In education and in life in general we are in the midst of immense change, which can be unsettling and disturbing. Much of that is because we assume that our current life experiences have been the norm forever, when in reality, it has only been within our lifetime.
As I have written about before, when we think about our own school experiences we may feel like it has been done this way forever, but it is actually a small percentage of time in human history. People managed to learn before the industrial-age school began and they will continue to learn after its demise.The key is that different times call for different approaches that ensure relevancy, effectiveness and impact within the changing context.

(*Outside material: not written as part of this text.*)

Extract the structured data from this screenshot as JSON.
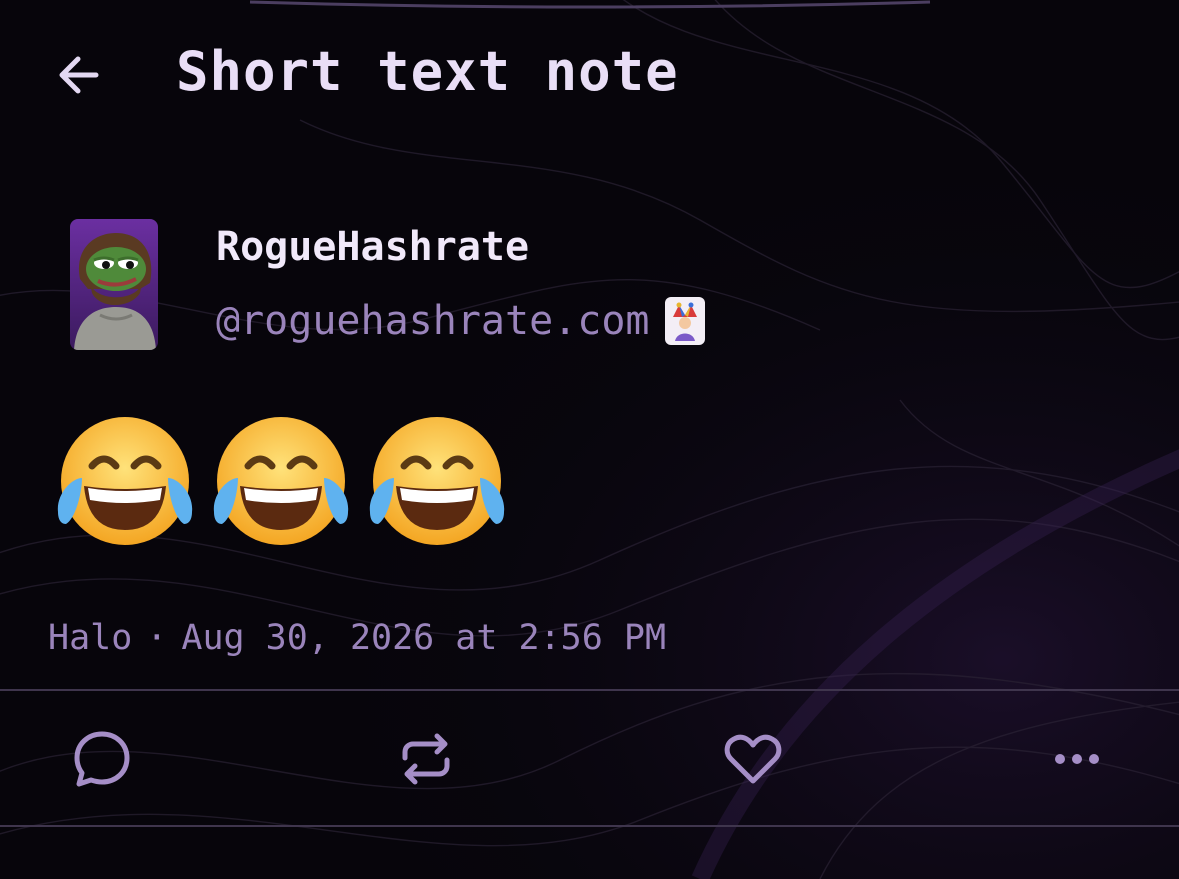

Last night within my faith community I heard a speaker talk about being ‘Christian and Contemporary’. Leon Fontaine, from Winnipeg Canada, commented how core message of our faith remains constant, yet its expression needs to reflect the times in which we live in order to be more relevant. My experiences of growing up in a family with a strong faith are very different from those my adult children experienced and it will be different again for their children. Yet what we believe as the foundational Christian worldview remains the same. Much of the concern over change reflects what our politicians may call ‘non-core’ – in the faith community this may be the music, the style and duration of gatherings, dress codes and community service activities. These things can and must change, the core values must not.
In the 1980’s there was a dedicated campaign by the bank employees to try to stop the installation of ATMs, as it would change banking and people would lose jobs. I still remember the phrase from the ad:
Banking is people, friendly people, banking is people not machines
What would have happened if that ad was successful? No ATMs in Australia. It seems ridiculous now. Is the system of a bank teller handing over cash and managing minor transactions core or non-core financial activity? Does it reinforce the essential values of banking?
So our challenge in a constantly changing world is to heighten our discernment. When we are faced with change, in any situation – stop and think, then ask yourself these questions:
What is core and what is non-core?
What is essential to my values and foundational beliefs?
So here’s a question: Which of these seemingly normal conditions and expectations remain as we know them?
- Buying your own home as the normal aspiration
- Training and skills for job for life
- The working week and the working day
- National identity
Call me Pollyanna (Google her if you are under 50) – but I’m not doom and gloom about the future. I believe that world economic, climactic, social, political conditions may seem to change and disrupt what we think as normal, however, we were created with incredible innovative, collaborative, creative and problem-solving abilities that have found amazing solutions to significant problems in the in the past and will continue to do so into the future.
God, grant me the serenity to accept the things I cannot change; the courage to change the things I can; and the wisdom to know the difference.